Asia Pacific  

Hong Kong: a market divided

Hong Kong: a market divided
 AP/Vincent Yu

The year 2020 will no doubt be remembered as the year the coronavirus pandemic brought the global economy to a standstill.

The uncertainty surrounding the long-term implications of the health crisis has made some investors worried, resulting in volatile trading conditions. 

Naturally, Covid-19 will continue to influence investment decisions and portfolio management for many months yet.

Key Points

  • Hong Kong’s alignment with China could have an impact on the UK investment scene
  • Some Hong Kong residents are looking to invest abroad
  • Hong Kong will remain a financial centre

However, it is important not to let the pandemic overshadow unfolding geopolitical events that are radically transforming the way investors structure their wealth portfolios. The 2020 US presidential election and ongoing trade war between the US and China are two particular trends that come to mind.

But there is another event that could have a notable impact on the UK’s investment landscape in the coming months: Hong Kong’s progressive alignment with China and the civil unrest this has caused.

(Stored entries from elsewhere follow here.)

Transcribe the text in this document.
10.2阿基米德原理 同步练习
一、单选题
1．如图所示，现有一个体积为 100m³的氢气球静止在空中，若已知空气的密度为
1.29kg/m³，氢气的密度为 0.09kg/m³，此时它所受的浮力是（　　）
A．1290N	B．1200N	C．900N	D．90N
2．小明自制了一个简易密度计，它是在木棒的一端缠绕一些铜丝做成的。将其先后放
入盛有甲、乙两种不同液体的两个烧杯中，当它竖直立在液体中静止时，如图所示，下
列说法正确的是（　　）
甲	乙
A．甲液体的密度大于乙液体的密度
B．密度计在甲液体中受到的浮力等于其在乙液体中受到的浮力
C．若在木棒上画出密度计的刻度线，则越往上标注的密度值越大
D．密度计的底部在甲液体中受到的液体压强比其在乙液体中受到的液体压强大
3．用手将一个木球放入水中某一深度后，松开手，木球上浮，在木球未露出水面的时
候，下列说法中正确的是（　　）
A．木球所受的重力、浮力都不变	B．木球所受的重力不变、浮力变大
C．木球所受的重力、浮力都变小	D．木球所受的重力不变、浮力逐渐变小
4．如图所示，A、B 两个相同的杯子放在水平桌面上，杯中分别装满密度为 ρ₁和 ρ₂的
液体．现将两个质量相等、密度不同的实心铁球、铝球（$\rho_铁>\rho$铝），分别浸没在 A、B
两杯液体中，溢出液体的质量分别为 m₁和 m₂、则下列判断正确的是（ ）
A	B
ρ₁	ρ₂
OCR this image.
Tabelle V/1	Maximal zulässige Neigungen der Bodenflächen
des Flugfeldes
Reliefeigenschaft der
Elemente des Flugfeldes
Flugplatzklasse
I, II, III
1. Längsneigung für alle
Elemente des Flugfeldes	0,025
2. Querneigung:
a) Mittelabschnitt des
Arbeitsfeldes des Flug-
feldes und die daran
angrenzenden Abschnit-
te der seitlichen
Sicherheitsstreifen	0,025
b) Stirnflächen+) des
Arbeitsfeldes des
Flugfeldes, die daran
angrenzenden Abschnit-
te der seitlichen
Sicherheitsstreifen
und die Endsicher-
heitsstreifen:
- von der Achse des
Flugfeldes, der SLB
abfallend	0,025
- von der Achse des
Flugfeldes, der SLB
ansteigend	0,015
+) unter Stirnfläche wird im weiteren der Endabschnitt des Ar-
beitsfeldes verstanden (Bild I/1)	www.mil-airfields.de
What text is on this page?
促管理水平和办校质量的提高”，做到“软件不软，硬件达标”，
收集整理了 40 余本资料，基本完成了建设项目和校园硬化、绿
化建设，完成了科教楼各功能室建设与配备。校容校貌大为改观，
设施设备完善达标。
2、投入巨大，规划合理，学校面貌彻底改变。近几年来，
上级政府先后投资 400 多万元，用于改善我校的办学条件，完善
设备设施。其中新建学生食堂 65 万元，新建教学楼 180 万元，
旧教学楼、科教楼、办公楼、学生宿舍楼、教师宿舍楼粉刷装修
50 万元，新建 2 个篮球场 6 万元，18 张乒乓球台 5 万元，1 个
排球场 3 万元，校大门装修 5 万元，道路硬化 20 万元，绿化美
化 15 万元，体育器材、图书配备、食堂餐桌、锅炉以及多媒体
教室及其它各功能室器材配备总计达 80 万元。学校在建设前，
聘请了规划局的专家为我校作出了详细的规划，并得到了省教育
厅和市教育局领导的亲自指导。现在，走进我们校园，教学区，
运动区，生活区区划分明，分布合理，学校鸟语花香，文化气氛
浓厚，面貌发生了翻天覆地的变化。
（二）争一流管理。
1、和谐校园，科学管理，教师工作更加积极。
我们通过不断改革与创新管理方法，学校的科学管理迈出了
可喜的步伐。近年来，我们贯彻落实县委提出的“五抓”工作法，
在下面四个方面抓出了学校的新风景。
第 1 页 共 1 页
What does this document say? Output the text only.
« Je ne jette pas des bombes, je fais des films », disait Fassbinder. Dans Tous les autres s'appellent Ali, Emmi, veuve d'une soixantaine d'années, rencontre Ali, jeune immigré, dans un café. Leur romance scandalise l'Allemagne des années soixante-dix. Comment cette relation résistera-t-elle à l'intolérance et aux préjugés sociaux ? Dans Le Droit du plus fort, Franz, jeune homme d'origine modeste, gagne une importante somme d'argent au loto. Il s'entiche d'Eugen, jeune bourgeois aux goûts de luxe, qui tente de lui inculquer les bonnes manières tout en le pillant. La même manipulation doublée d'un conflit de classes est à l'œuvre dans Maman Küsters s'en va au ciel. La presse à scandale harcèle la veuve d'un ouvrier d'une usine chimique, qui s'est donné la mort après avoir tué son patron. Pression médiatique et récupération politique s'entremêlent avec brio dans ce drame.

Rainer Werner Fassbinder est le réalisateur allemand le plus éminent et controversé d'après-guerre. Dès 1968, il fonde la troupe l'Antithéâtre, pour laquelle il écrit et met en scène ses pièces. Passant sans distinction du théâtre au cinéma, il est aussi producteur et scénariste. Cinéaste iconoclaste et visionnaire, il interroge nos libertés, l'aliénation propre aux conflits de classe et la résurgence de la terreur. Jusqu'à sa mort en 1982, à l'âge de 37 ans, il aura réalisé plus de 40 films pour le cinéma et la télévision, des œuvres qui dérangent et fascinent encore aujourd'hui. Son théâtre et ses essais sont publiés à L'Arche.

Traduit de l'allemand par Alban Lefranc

Simmering tensions brought to the boil

Ever since Britain handed over Hong Kong to China in 1997, a rift has formed between those in favour of democratic reform and autonomous governance, and those who support Hong Kong’s alignment with Beijing.

This simmering tension usually boils over into mass public demonstrations, which are eventually quelled.

The current situation in Hong Kong is different from past periods of civil unrest.

Protests first started in reaction to proposed amendments to a now-abandoned extradition bill touted by the Legislative Council of Hong Kong in March 2019, and then snowballed into a wider movement.

Since the introduction of a new security law, protests against the Legislative Council have come to a sudden halt.

What some have criticised as draconian measures put in place in July 2020 have been viewed as Hong Kong’s symbolic submission to China. However, there are now concerns that protestors will find new ways of making their voices heard.

A gateway under threat?

Hong Kong has been traditionally referred to as a ‘gateway to Asia’. This means the jurisdiction boasts close ties to established and emerging markets in the region.

It also has in place a legal framework that is accommodating to international businesses and non-resident investors. As a result, there are more than 1,500 international companies that have their regional headquarters in Hong Kong.

The big concern is whether mounting instability will undermine the long-term viability of Hong Kong as a base within the Far East, which has been having a notable economic impact on the city state for over a year. In Q2 2019, Hong Kong officially slipped into a recession; foreign direct investment fell by 47 per cent in 2019 to HK$55bn (£5.6bn).

If we look back to the handover in 1997, there was a noticeable flight of international and domestic capital to other markets during the transition period.

There is no exact figure on this, but an analysis using the hot money method estimates Hong Kong’s capital flight totalled $29.2bn between 1998 and 1999.